In the third instalment of our Busting Myths series; Gabriel Carey of Cadre Capital Partners and Ryan McMillin of Merkle Tree Capital discuss and debunk the myth that bitcoin is a bubble.

Transcript

Gabriel Carey:
Thanks Ryan. And moving onto Bitcoin specifically, it’s just another bubble, like the tulip industry. That’s what many people out there are thinking.

So, like any good bubble, it’s worth jumping on the wagon for a certain period of time, but when the bubble bursts you don’t want to be on board. What’s your view on whether Bitcoin is in a crypto bubble?

Ryan McMillin:
Bitcoin price movements are often called a bubble and compared to the tulip bubble of the 17th century. It’s true, a large number of speculative retail investors are trading Bitcoin, but relevant comparisons probably stop there. The tulip bubble popped after six months and never recovered.

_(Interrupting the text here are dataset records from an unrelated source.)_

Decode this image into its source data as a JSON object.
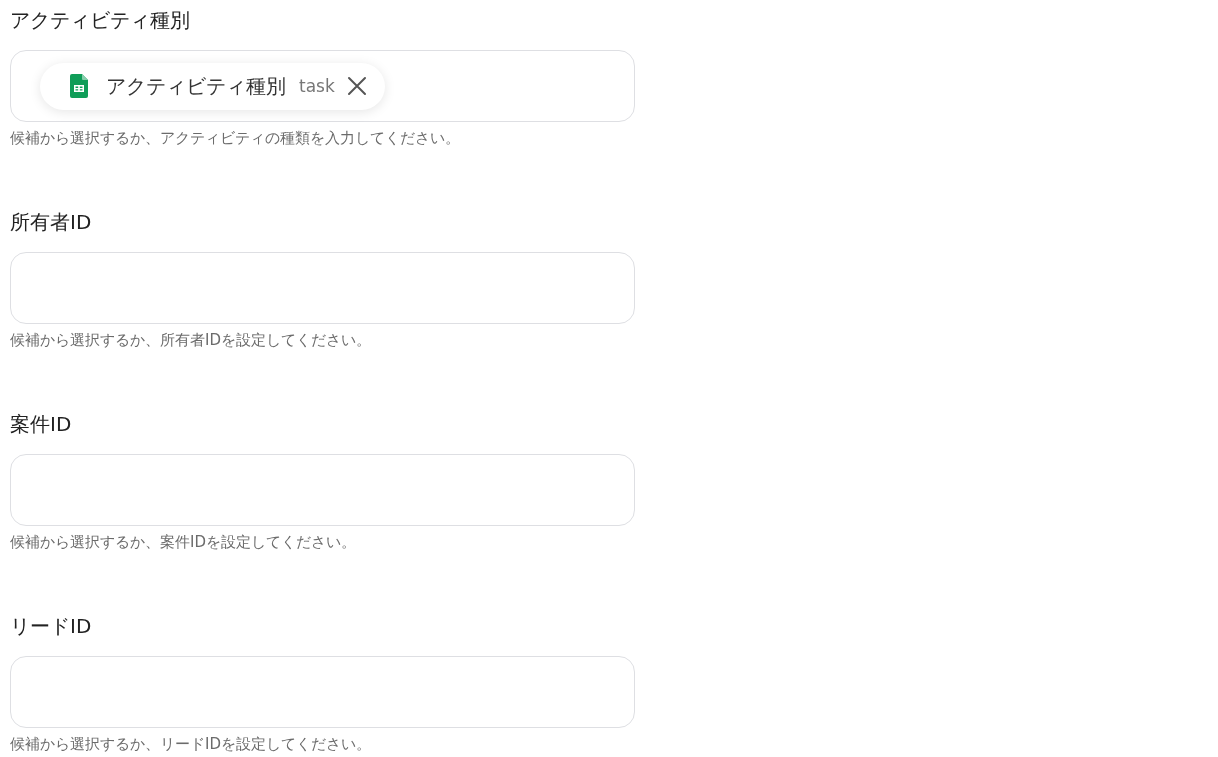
{
  "fields": [
    {
      "label": "アクティビティ種別",
      "value": {
        "text": "アクティビティ種別",
        "tag": "task"
      },
      "help": "候補から選択するか、アクティビティの種類を入力してください。"
    },
    {
      "label": "所有者ID",
      "help": "候補から選択するか、所有者IDを設定してください。"
    },
    {
      "label": "案件ID",
      "help": "候補から選択するか、案件IDを設定してください。"
    },
    {
      "label": "リードID",
      "help": "候補から選択するか、リードIDを設定してください。"
    }
  ]
}
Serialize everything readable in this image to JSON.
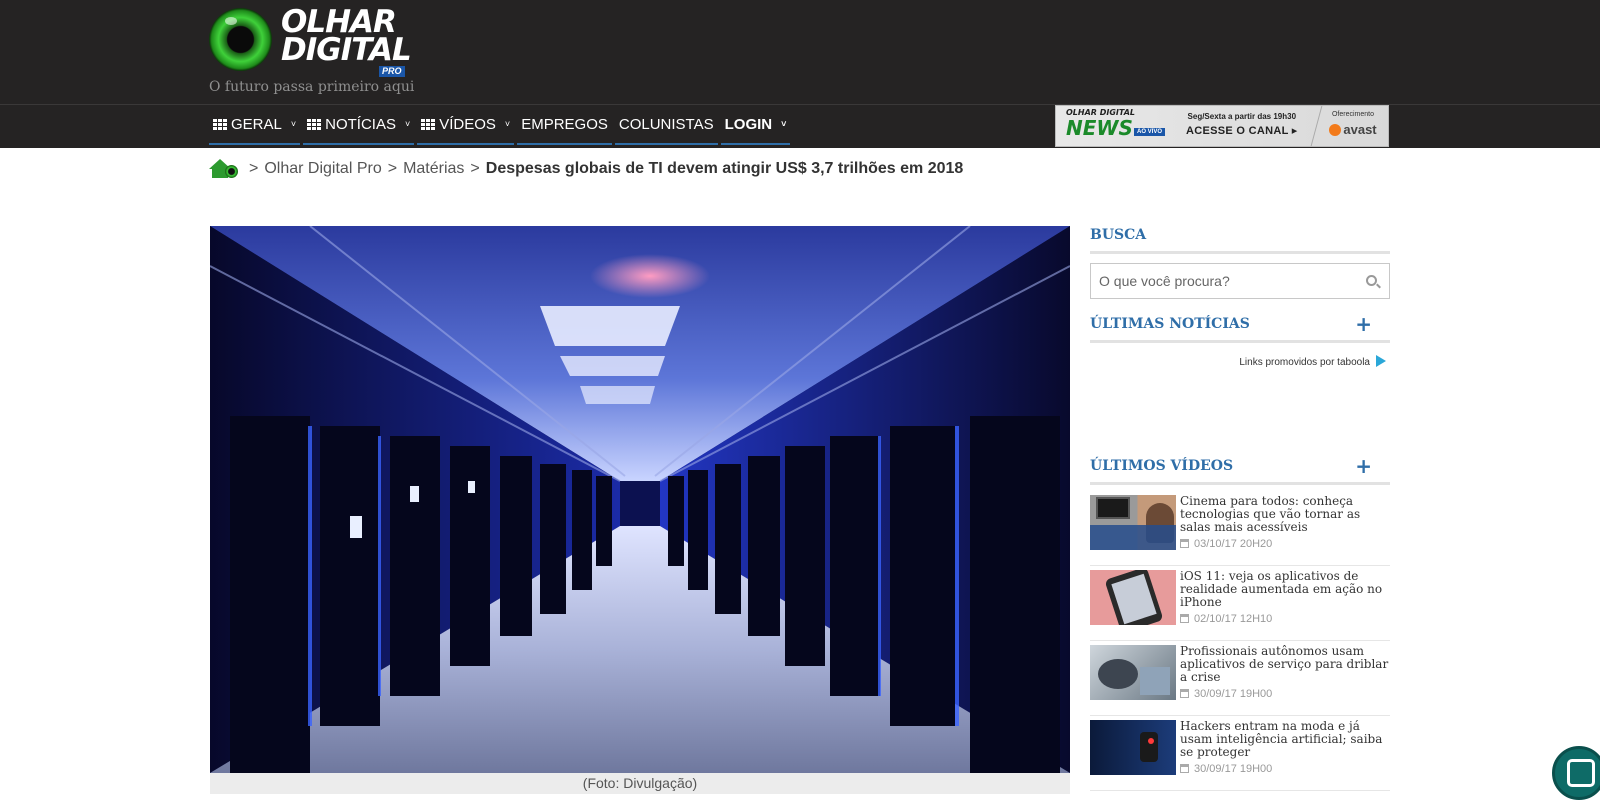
{
  "header": {
    "logo_line1": "OLHAR",
    "logo_line2": "DIGITAL",
    "logo_badge": "PRO",
    "tagline": "O futuro passa primeiro aqui"
  },
  "nav": {
    "items": [
      {
        "label": "GERAL",
        "grid_icon": true,
        "dropdown": true
      },
      {
        "label": "NOTÍCIAS",
        "grid_icon": true,
        "dropdown": true
      },
      {
        "label": "VÍDEOS",
        "grid_icon": true,
        "dropdown": true
      },
      {
        "label": "EMPREGOS",
        "grid_icon": false,
        "dropdown": false
      },
      {
        "label": "COLUNISTAS",
        "grid_icon": false,
        "dropdown": false
      },
      {
        "label": "LOGIN",
        "grid_icon": false,
        "dropdown": true
      }
    ]
  },
  "ad_banner": {
    "brand_small": "OLHAR DIGITAL",
    "brand_big": "NEWS",
    "live": "AO VIVO",
    "schedule": "Seg/Sexta a partir das 19h30",
    "cta": "ACESSE O CANAL ▸",
    "sponsor_label": "Oferecimento",
    "sponsor": "avast"
  },
  "breadcrumb": {
    "items": [
      "Olhar Digital Pro",
      "Matérias"
    ],
    "current": "Despesas globais de TI devem atingir US$ 3,7 trilhões em 2018"
  },
  "hero": {
    "caption": "(Foto: Divulgação)"
  },
  "sidebar": {
    "search_title": "BUSCA",
    "search_placeholder": "O que você procura?",
    "news_title": "ÚLTIMAS NOTÍCIAS",
    "taboola_text": "Links promovidos por taboola",
    "videos_title": "ÚLTIMOS VÍDEOS",
    "videos": [
      {
        "title": "Cinema para todos: conheça tecnologias que vão tornar as salas mais acessíveis",
        "date": "03/10/17 20H20"
      },
      {
        "title": "iOS 11: veja os aplicativos de realidade aumentada em ação no iPhone",
        "date": "02/10/17 12H10"
      },
      {
        "title": "Profissionais autônomos usam aplicativos de serviço para driblar a crise",
        "date": "30/09/17 19H00"
      },
      {
        "title": "Hackers entram na moda e já usam inteligência artificial; saiba se proteger",
        "date": "30/09/17 19H00"
      }
    ]
  },
  "colors": {
    "header_bg": "#252323",
    "accent_blue": "#2f6ea8",
    "brand_green": "#2d9a2f"
  }
}
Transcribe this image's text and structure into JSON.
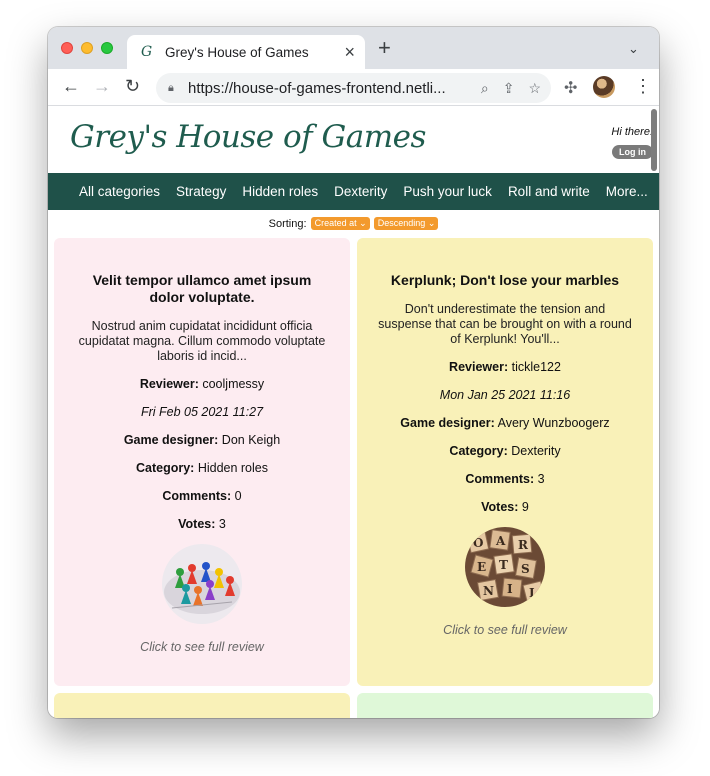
{
  "browser": {
    "tab_title": "Grey's House of Games",
    "url": "https://house-of-games-frontend.netli..."
  },
  "site": {
    "logo": "Grey's House of Games",
    "greeting": "Hi there!",
    "login_label": "Log in",
    "nav": [
      "All categories",
      "Strategy",
      "Hidden roles",
      "Dexterity",
      "Push your luck",
      "Roll and write",
      "More..."
    ],
    "sorting": {
      "label": "Sorting:",
      "sort_by": "Created at",
      "order": "Descending"
    }
  },
  "labels": {
    "reviewer": "Reviewer:",
    "designer": "Game designer:",
    "category": "Category:",
    "comments": "Comments:",
    "votes": "Votes:",
    "cta": "Click to see full review"
  },
  "reviews": [
    {
      "title": "Velit tempor ullamco amet ipsum dolor voluptate.",
      "body": "Nostrud anim cupidatat incididunt officia cupidatat magna. Cillum commodo voluptate laboris id incid...",
      "reviewer": "cooljmessy",
      "date": "Fri Feb 05 2021 11:27",
      "designer": "Don Keigh",
      "category": "Hidden roles",
      "comments": "0",
      "votes": "3",
      "background": "#fdecf1"
    },
    {
      "title": "Kerplunk; Don't lose your marbles",
      "body": "Don't underestimate the tension and suspense that can be brought on with a round of Kerplunk! You'll...",
      "reviewer": "tickle122",
      "date": "Mon Jan 25 2021 11:16",
      "designer": "Avery Wunzboogerz",
      "category": "Dexterity",
      "comments": "3",
      "votes": "9",
      "background": "#f9f1b8"
    }
  ],
  "colors": {
    "brand_green": "#1f5149",
    "accent_orange": "#f39a2d"
  }
}
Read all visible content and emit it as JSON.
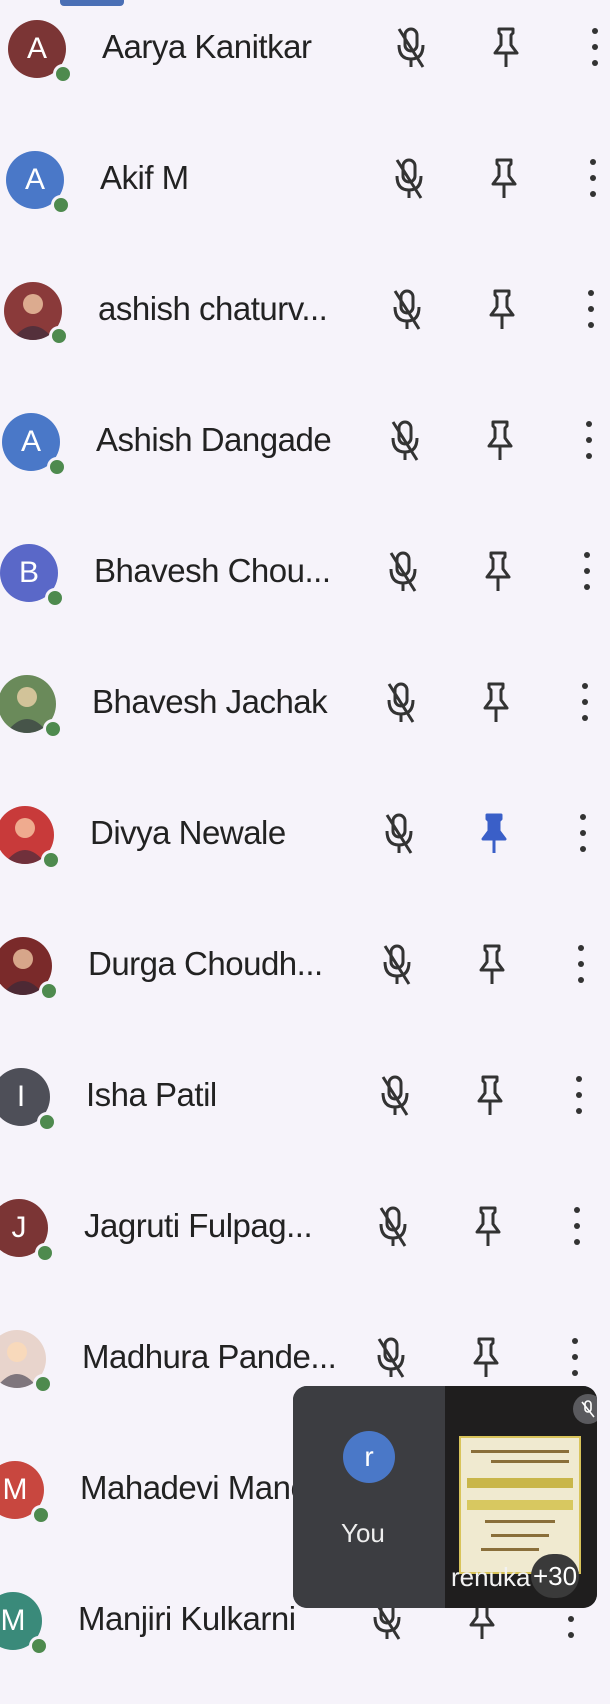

Bitcoin has had multiple large corrections, and recovered to a new high each time. Crypto is a new asset class. All new assets, products, experience growing pains each time it faces a new challenge, like the hack of an exchange, or maybe a war or global pandemic. There’s uncertainty around how it will respond. But after each test it’s bounced back to a new high. A better analogy than tulips would probably be the internet.

Although units of the internet were not traded, it’s adoption curve is quite similar, and new cases are discovered practically every day. Every year the users and transactions on the Bitcoin network increase. This is what drives the network effect and drives the price of Bitcoin up as a token. Much like the internet, the more users the more valuable the network.